労働基準法とは
皆様が会社などで働くうえで、例えば、就業時間は9時から18時まで、休憩時間は60分、お休みは毎週土日と祝日の完全週休2日制といったような規則が決められていると思います。勤務時間や休日などは会社が定めるもので、働く人は事前にこれらを知らされて納得のうえで入社することになります。入社時は労働条件をしっかり確認!
高い能力や技術・経験をもった人であれば、会社から自分が不利な条件(休みが少ない、給料が低いなど)を提示されても断って他社へいけば済みますが、そうでない人は、生活を考えると、多少不利な条件でも受け入れざるを得ないかもしれません。
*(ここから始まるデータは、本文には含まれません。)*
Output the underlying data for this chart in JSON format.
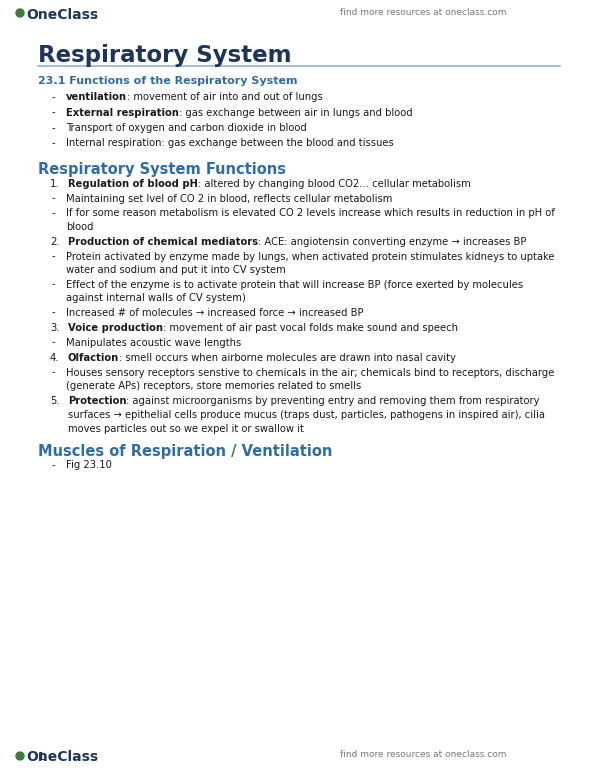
{
  "bg_color": "#ffffff",
  "blue_heading": "#2e6da4",
  "dark_title": "#1c3558",
  "body_color": "#1a1a1a",
  "gray_color": "#777777",
  "green_dot": "#3d7a3d",
  "oneclass_color": "#1c3558",
  "rule_color": "#92b4cc",
  "page_title": "Respiratory System",
  "top_right": "find more resources at oneclass.com",
  "page_num": "1",
  "sec1_title": "23.1 Functions of the Respiratory System",
  "sec2_title": "Respiratory System Functions",
  "sec3_title": "Muscles of Respiration / Ventilation",
  "sec1_lines": [
    {
      "bold": "ventilation",
      "rest": ": movement of air into and out of lungs"
    },
    {
      "bold": "External respiration",
      "rest": ": gas exchange between air in lungs and blood"
    },
    {
      "bold": "",
      "rest": "Transport of oxygen and carbon dioxide in blood"
    },
    {
      "bold": "",
      "rest": "Internal respiration: gas exchange between the blood and tissues"
    }
  ],
  "sec2_numbered": [
    {
      "num": "1.",
      "bold": "Regulation of blood pH",
      "rest": ": altered by changing blood CO2... cellular metabolism",
      "subs": [
        "Maintaining set lvel of CO 2 in blood, reflects cellular metabolism",
        "If for some reason metabolism is elevated CO 2 levels increase which results in reduction in pH of blood"
      ]
    },
    {
      "num": "2.",
      "bold": "Production of chemical mediators",
      "rest": ": ACE: angiotensin converting enzyme → increases BP",
      "subs": [
        "Protein activated by enzyme made by lungs, when activated protein stimulates kidneys to uptake water and sodium and put it into CV system",
        "Effect of the enzyme is to activate protein that will increase BP (force exerted by molecules against internal walls of CV system)",
        "Increased # of molecules → increased force → increased BP"
      ]
    },
    {
      "num": "3.",
      "bold": "Voice production",
      "rest": ": movement of air past vocal folds make sound and speech",
      "subs": [
        "Manipulates acoustic wave lengths"
      ]
    },
    {
      "num": "4.",
      "bold": "Olfaction",
      "rest": ": smell occurs when airborne molecules are drawn into nasal cavity",
      "subs": [
        "Houses sensory receptors senstive to chemicals in the air; chemicals bind to receptors, discharge (generate APs) receptors, store memories related to smells"
      ]
    },
    {
      "num": "5.",
      "bold": "Protection",
      "rest": ": against microorganisms by preventing entry and removing them from respiratory surfaces → epithelial cells produce mucus (traps dust, particles, pathogens in inspired air), cilia moves particles out so we expel it or swallow it",
      "subs": []
    }
  ],
  "sec3_subs": [
    "Fig 23.10"
  ]
}
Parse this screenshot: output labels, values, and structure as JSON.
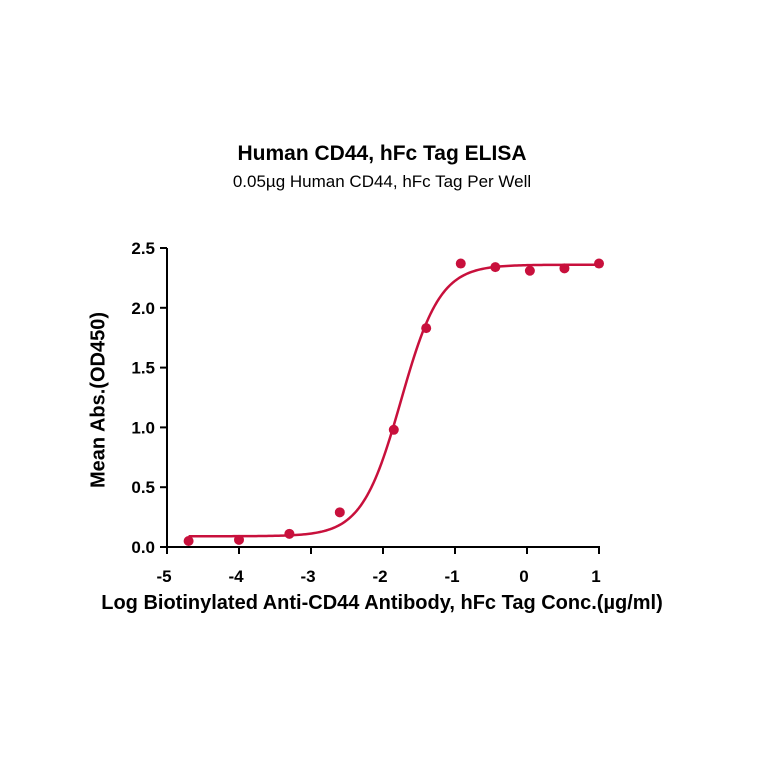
{
  "chart_data": {
    "type": "scatter",
    "title": "Human CD44, hFc Tag ELISA",
    "subtitle": "0.05µg Human CD44, hFc Tag Per Well",
    "xlabel": "Log Biotinylated Anti-CD44 Antibody, hFc Tag Conc.(µg/ml)",
    "ylabel": "Mean Abs.(OD450)",
    "xlim": [
      -5,
      1
    ],
    "ylim": [
      0,
      2.5
    ],
    "x_ticks": [
      "-5",
      "-4",
      "-3",
      "-2",
      "-1",
      "0",
      "1"
    ],
    "y_ticks": [
      "0.0",
      "0.5",
      "1.0",
      "1.5",
      "2.0",
      "2.5"
    ],
    "grid": false,
    "color": "#c8103c",
    "series": [
      {
        "points": [
          {
            "x": -4.7,
            "y": 0.05
          },
          {
            "x": -4.0,
            "y": 0.06
          },
          {
            "x": -3.3,
            "y": 0.11
          },
          {
            "x": -2.6,
            "y": 0.29
          },
          {
            "x": -1.85,
            "y": 0.98
          },
          {
            "x": -1.4,
            "y": 1.83
          },
          {
            "x": -0.92,
            "y": 2.37
          },
          {
            "x": -0.44,
            "y": 2.34
          },
          {
            "x": 0.04,
            "y": 2.31
          },
          {
            "x": 0.52,
            "y": 2.33
          },
          {
            "x": 1.0,
            "y": 2.37
          }
        ],
        "fit": {
          "model": "4PL",
          "bottom": 0.09,
          "top": 2.36,
          "logEC50": -1.75,
          "hill": 1.6
        }
      }
    ]
  }
}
採用時においては前者よりは後者の人が多いでしょうから、労働契約をすべて当事者任せにすると、会社に比べて立場の弱い働く人が、不当に不利な条件を強いられる恐れがあります。
労働基準法は、このように本来は当事者間の対等な契約により決める労働条件が、不当に労働者不利とならないよう最低基準を定め、働く人を保護するために制定された法律です。
また、数ある労働関連諸法令の中で憲法的意味合いをもつ法律ですので、社労士試験での重要科目であるのはもちろんのこと、働く人であれば全ての方にかかわる大切な法律でもあります。
総則
総則では、法律が適用される事業の範囲や、労働契約の基本原則などが定められていますが、特に大切なのが「労働者の定義」です。会社で働く人には、一般の従業員のほかに、社長以下の役員もいますし、派遣社員や業務委託で働く人がいることもあります。労働基準法は、これらすべての人に適用されるのではなく、労働者と定義される人に対して適用されます。
法律で定める労働者の定義は、簡単にいうと、以下の要件を満たす人です。
(a)会社に雇用され
(b)会社から指揮命令を受けて働き
(c)労働の対価として賃金を支払われていること
例えば、会社の社長や個人経営の事業主は(a)に該当しないため労働者ではありません。会社と業務委託契約を結んで働く人も、個人事業主にあたるため原則は労働者として扱われません。
一方で、派遣社員は派遣先では外部スタッフとして扱われますが、派遣会社(派遣元)で雇用されて賃金を受ける労働者です。